Diners in her restaurant, family?

He thought of his own family. Tight-knit. Infuriating. Always there. Always.

“It wasn’t just that one time. He hit you again?” He forced the question through clenched teeth. Thinking about her coping with it alone made him ache.

“Yes. And that time I did walk out.”

He wanted to cheer but he could tell from the look on her face that the story wasn’t finished. “Where did you go?”

“I got a job in a tiny little place on the Left Bank. It was low-profile. Under the radar. I thought Pascal would be relieved I had gone and wouldn’t bother following. I was wrong. Turned out that me leaving him was the ultimate humiliation. As punishment for taking me on, he put the owner of the restaurant out of business. And when he came to break the good news, he told me that I would never get a job in Paris again and I would be forced to come back to him. And then he hit me again. And I’m forever grateful that he did because Jackson was in the restaurant that night.”

“Jackson?”

She gave a soft smile. “He’d come in three times that week because he liked my cooking. He’d been telling me about his business, about the hotels and the skiing. He was the one who found me in the street outside, bleeding and in a state. He took me to the hospital, reported Pascal to the police and then took me back to his hotel. I slept in his bed and he slept in the chair.”

“Was Pascal arrested?”

“Yes. But he hired a lawyer and his PR people hushed it up.
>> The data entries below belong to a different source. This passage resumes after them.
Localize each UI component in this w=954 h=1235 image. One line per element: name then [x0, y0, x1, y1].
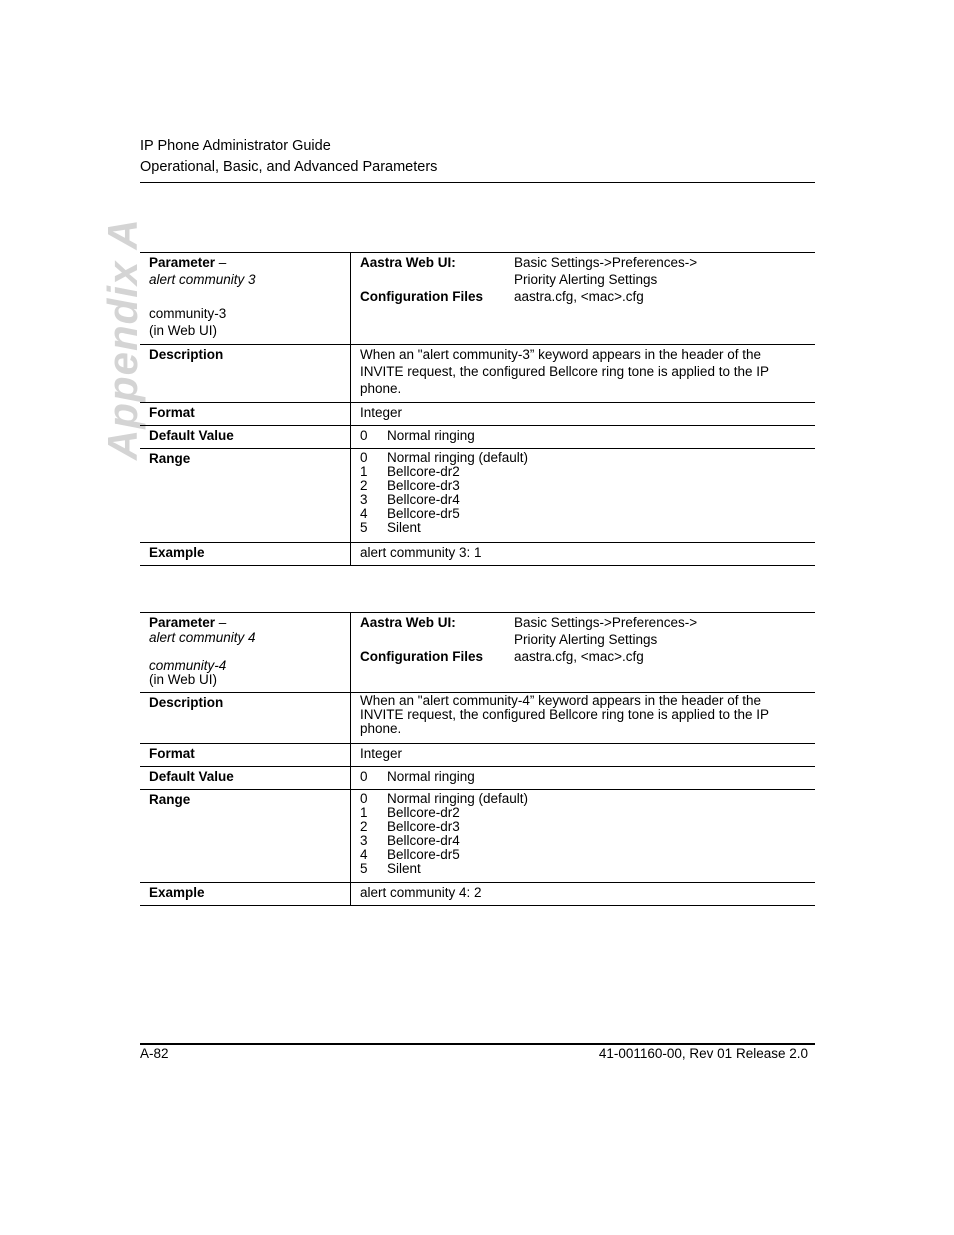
page-header — [140, 136, 815, 178]
parameter-label: Parameter — [149, 615, 216, 630]
range-label: Range — [140, 449, 351, 543]
web-ui-path-line-1: Basic Settings->Preferences-> — [514, 615, 698, 630]
description-label: Description — [140, 693, 351, 744]
web-ui-label: Aastra Web UI: — [360, 615, 456, 630]
example-value: alert community 3: 1 — [351, 543, 816, 566]
default-value — [351, 767, 816, 790]
format-value: Integer — [351, 403, 816, 426]
web-ui-location — [360, 254, 807, 288]
default-number: 0 — [360, 769, 368, 784]
appendix-side-tab: Appendix A — [99, 218, 146, 460]
parameter-dash: – — [215, 255, 227, 270]
range-option: 5 Silent — [360, 520, 421, 535]
parameter-name: alert community 3 — [149, 272, 256, 287]
default-number: 0 — [360, 428, 368, 443]
section-title: Operational, Basic, and Advanced Parameters — [140, 159, 438, 175]
example-label: Example — [140, 543, 351, 566]
web-ui-suffix: (in Web UI) — [149, 672, 218, 687]
range-option: 1 Bellcore-dr2 — [360, 805, 460, 820]
example-row — [140, 883, 815, 906]
parameter-cell — [140, 613, 351, 693]
range-option: 5 Silent — [360, 861, 421, 876]
parameter-cell — [140, 253, 351, 345]
web-ui-location — [360, 614, 807, 648]
example-row — [140, 543, 815, 566]
document-title: IP Phone Administrator Guide — [140, 138, 331, 154]
header-divider — [140, 182, 815, 183]
config-files-value: aastra.cfg, <mac>.cfg — [514, 649, 644, 664]
config-files-location — [360, 648, 807, 665]
page-number: A-82 — [140, 1046, 169, 1061]
range-option: 4 Bellcore-dr5 — [360, 506, 460, 521]
document-reference: 41-001160-00, Rev 01 Release 2.0 — [598, 1046, 808, 1061]
config-files-label: Configuration Files — [360, 289, 483, 304]
description-row — [140, 345, 815, 403]
default-label: Default Value — [140, 426, 351, 449]
range-values — [351, 790, 816, 883]
default-label: Default Value — [140, 767, 351, 790]
page-footer — [140, 1046, 808, 1061]
web-ui-path-line-2: Priority Alerting Settings — [514, 632, 658, 647]
footer-divider — [140, 1043, 815, 1045]
format-row — [140, 744, 815, 767]
range-option: 0 Normal ringing (default) — [360, 450, 529, 465]
format-label: Format — [140, 744, 351, 767]
format-label: Format — [140, 403, 351, 426]
range-option: 3 Bellcore-dr4 — [360, 492, 460, 507]
parameter-dash: – — [215, 615, 227, 630]
format-row — [140, 403, 815, 426]
location-cell — [351, 613, 816, 693]
parameter-name: alert community 4 — [149, 630, 256, 645]
config-files-location — [360, 288, 807, 305]
web-ui-path-line-2: Priority Alerting Settings — [514, 272, 658, 287]
range-row — [140, 790, 815, 883]
range-option: 2 Bellcore-dr3 — [360, 478, 460, 493]
example-value: alert community 4: 2 — [351, 883, 816, 906]
web-ui-name: community-3 — [149, 306, 227, 321]
config-files-value: aastra.cfg, <mac>.cfg — [514, 289, 644, 304]
default-value — [351, 426, 816, 449]
description-label: Description — [140, 345, 351, 403]
format-value: Integer — [351, 744, 816, 767]
range-option: 2 Bellcore-dr3 — [360, 819, 460, 834]
default-row — [140, 767, 815, 790]
range-row — [140, 449, 815, 543]
range-label: Range — [140, 790, 351, 883]
range-values — [351, 449, 816, 543]
web-ui-name: community-4 — [149, 658, 227, 673]
parameter-row — [140, 253, 815, 345]
web-ui-path-line-1: Basic Settings->Preferences-> — [514, 255, 698, 270]
location-cell — [351, 253, 816, 345]
range-option: 4 Bellcore-dr5 — [360, 847, 460, 862]
description-text: When an "alert community-4” keyword appears in the header of the INVITE request, the configured Bellcore ring tone is applied to the IP phone. — [351, 693, 816, 744]
web-ui-suffix: (in Web UI) — [149, 323, 218, 338]
example-label: Example — [140, 883, 351, 906]
parameter-table-alert-community-3 — [140, 252, 815, 566]
parameter-table-alert-community-4 — [140, 612, 815, 906]
range-option: 0 Normal ringing (default) — [360, 791, 529, 806]
range-option: 1 Bellcore-dr2 — [360, 464, 460, 479]
web-ui-label: Aastra Web UI: — [360, 255, 456, 270]
parameter-row — [140, 613, 815, 693]
parameter-label: Parameter — [149, 255, 216, 270]
default-row — [140, 426, 815, 449]
description-row — [140, 693, 815, 744]
default-text: Normal ringing — [387, 428, 475, 443]
description-text: When an "alert community-3” keyword appears in the header of the INVITE request, the configured Bellcore ring tone is applied to the IP phone. — [351, 345, 816, 403]
default-text: Normal ringing — [387, 769, 475, 784]
config-files-label: Configuration Files — [360, 649, 483, 664]
range-option: 3 Bellcore-dr4 — [360, 833, 460, 848]
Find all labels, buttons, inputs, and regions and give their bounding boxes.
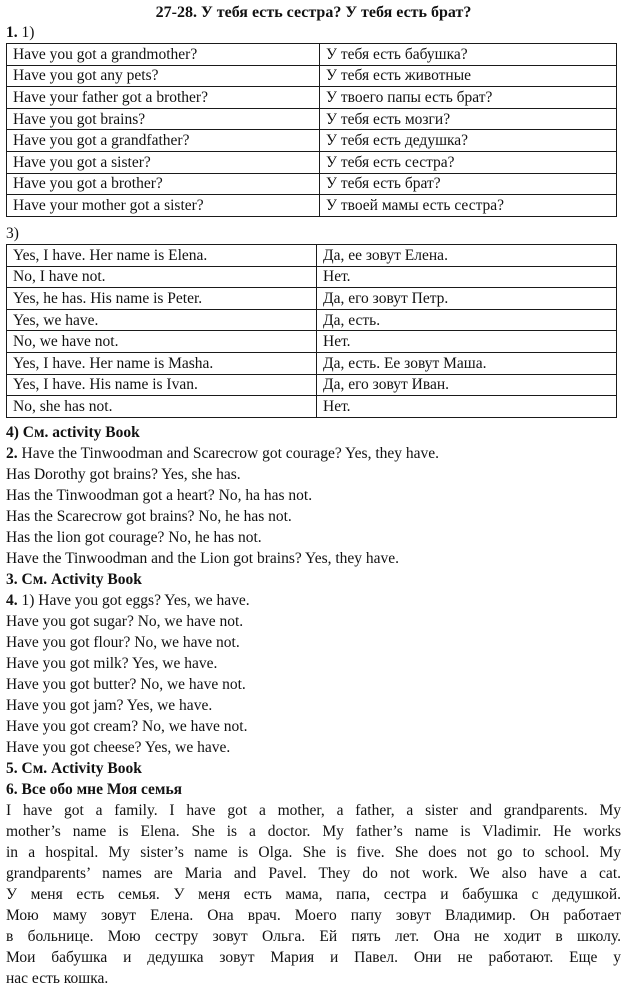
text-line: Have you got sugar? No, we have not. — [6, 613, 244, 630]
table-row — [7, 288, 617, 310]
text-line: Have you got cheese? Yes, we have. — [6, 739, 231, 756]
english-cell: Have you got a grandmother? — [7, 44, 320, 66]
text-line: Has the Tinwoodman got a heart? No, ha has not. — [6, 487, 313, 504]
section-4-heading: 4) См. activity Book — [6, 424, 140, 441]
english-paragraph — [6, 800, 621, 884]
english-cell: No, she has not. — [7, 396, 317, 418]
english-cell: Yes, he has. His name is Peter. — [7, 288, 317, 310]
english-cell: Have your father got a brother? — [7, 87, 320, 109]
russian-cell: Нет. — [317, 331, 617, 353]
paragraph-line: Мои бабушка и дедушка зовут Мария и Павел. Они не работают. Еще у — [6, 949, 621, 966]
russian-cell: У твоего папы есть брат? — [320, 87, 617, 109]
text-line: 2. Have the Tinwoodman and Scarecrow got courage? Yes, they have. — [6, 445, 440, 462]
english-cell: Have you got a sister? — [7, 151, 320, 173]
russian-cell: У тебя есть дедушка? — [320, 130, 617, 152]
task-number: 2. — [6, 445, 18, 462]
table-row — [7, 352, 617, 374]
answers-table — [6, 244, 617, 418]
section-6-heading: 6. Все обо мне Моя семья — [6, 781, 183, 798]
english-cell: No, I have not. — [7, 266, 317, 288]
table-row — [7, 130, 617, 152]
page-title: 27-28. У тебя есть сестра? У тебя есть брат? — [155, 4, 472, 21]
english-cell: Yes, we have. — [7, 309, 317, 331]
questions-table — [6, 43, 617, 217]
russian-cell: У твоей мамы есть сестра? — [320, 195, 617, 217]
russian-cell: Да, его зовут Петр. — [317, 288, 617, 310]
russian-cell: Да, есть. Ее зовут Маша. — [317, 352, 617, 374]
russian-cell: У тебя есть животные — [320, 65, 617, 87]
text-line: 4. 1) Have you got eggs? Yes, we have. — [6, 592, 250, 609]
english-cell: Have you got a grandfather? — [7, 130, 320, 152]
english-cell: Have you got a brother? — [7, 173, 320, 195]
table-row — [7, 44, 617, 66]
russian-cell: У тебя есть сестра? — [320, 151, 617, 173]
text-line: Have the Tinwoodman and the Lion got brains? Yes, they have. — [6, 550, 400, 567]
russian-cell: Да, его зовут Иван. — [317, 374, 617, 396]
paragraph-line: нас есть кошка. — [6, 970, 109, 987]
paragraph-line: Мою маму зовут Елена. Она врач. Моего папу зовут Владимир. Он работает — [6, 907, 621, 924]
section-3-label: 3) — [6, 225, 19, 242]
section-1-number: 1. — [6, 24, 18, 41]
paragraph-line: I have got a family. I have got a mother, a father, a sister and grandparents. My — [6, 802, 621, 819]
english-cell: Have your mother got a sister? — [7, 195, 320, 217]
answer-lines — [6, 422, 621, 989]
russian-cell: Да, есть. — [317, 309, 617, 331]
table-row — [7, 173, 617, 195]
table-row — [7, 151, 617, 173]
paragraph-line: в больнице. Мою сестру зовут Ольга. Ей пять лет. Она не ходит в школу. — [6, 928, 621, 945]
english-cell: No, we have not. — [7, 331, 317, 353]
section-1-heading — [6, 24, 34, 41]
paragraph-line: in a hospital. My sister’s name is Olga. She is five. She does not go to school. My — [6, 844, 621, 861]
russian-cell: Нет. — [317, 396, 617, 418]
russian-cell: Нет. — [317, 266, 617, 288]
paragraph-line: mother’s name is Elena. She is a doctor. My father’s name is Vladimir. He works — [6, 823, 621, 840]
russian-cell: У тебя есть брат? — [320, 173, 617, 195]
table-row — [7, 266, 617, 288]
table-row — [7, 108, 617, 130]
text-line: Has the lion got courage? No, he has not. — [6, 529, 262, 546]
russian-paragraph — [6, 884, 621, 989]
text-line: Have you got jam? Yes, we have. — [6, 697, 213, 714]
table-row — [7, 396, 617, 418]
russian-cell: У тебя есть бабушка? — [320, 44, 617, 66]
text-line: Have you got milk? Yes, we have. — [6, 655, 218, 672]
english-cell: Yes, I have. His name is Ivan. — [7, 374, 317, 396]
english-cell: Have you got any pets? — [7, 65, 320, 87]
section-5-heading: 5. См. Activity Book — [6, 760, 142, 777]
text-line: Have you got flour? No, we have not. — [6, 634, 240, 651]
table-row — [7, 65, 617, 87]
english-cell: Yes, I have. Her name is Elena. — [7, 245, 317, 267]
paragraph-line: grandparents’ names are Maria and Pavel. They do not work. We also have a cat. — [6, 865, 621, 882]
section-1-sub: 1) — [21, 24, 35, 41]
text-line: Has Dorothy got brains? Yes, she has. — [6, 466, 241, 483]
text-line: Have you got cream? No, we have not. — [6, 718, 248, 735]
paragraph-line: У меня есть семья. У меня есть мама, папа, сестра и бабушка с дедушкой. — [6, 886, 621, 903]
russian-cell: У тебя есть мозги? — [320, 108, 617, 130]
section-3-heading: 3. См. Activity Book — [6, 571, 142, 588]
table-row — [7, 195, 617, 217]
table-row — [7, 331, 617, 353]
table-row — [7, 245, 617, 267]
text-line: Has the Scarecrow got brains? No, he has not. — [6, 508, 292, 525]
text-line: Have you got butter? No, we have not. — [6, 676, 246, 693]
table-row — [7, 374, 617, 396]
english-cell: Have you got brains? — [7, 108, 320, 130]
table-row — [7, 309, 617, 331]
table-row — [7, 87, 617, 109]
russian-cell: Да, ее зовут Елена. — [317, 245, 617, 267]
task-number: 4. — [6, 592, 18, 609]
english-cell: Yes, I have. Her name is Masha. — [7, 352, 317, 374]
Told some story that the media believed. The next morning Jackson offered me a job, cooking for him. To begin with I said no, because I didn’t want to risk bringing trouble to him after all he had done, but he refused to leave Paris without me.”

“Good.” Not for the first time in his life, Sean had reason to admire his twin brother. “So you went to Switzerland.”

“Yes. Jackson gave me that opportunity. He saved me. I owe him everything. And I have not been back to Paris since, even though the apartment I shared with my mother is still there. And sometimes it makes me sad because once I loved the city so much, but after my mother and Pascal—” She shrugged. “For me the place is poisoned. I can never go back. It would be too painful. I can only think how much I let my mother down.”

Finally everything made sense. All of it. Her devotion to his brother. Her loyalty. Her unwavering love for his family.

And her reason for not wanting a relationship.

It wasn’t that she didn’t want love. She was desperate for a relationship and a family of her own, but she was too scared of getting it wrong to trust her judgment again.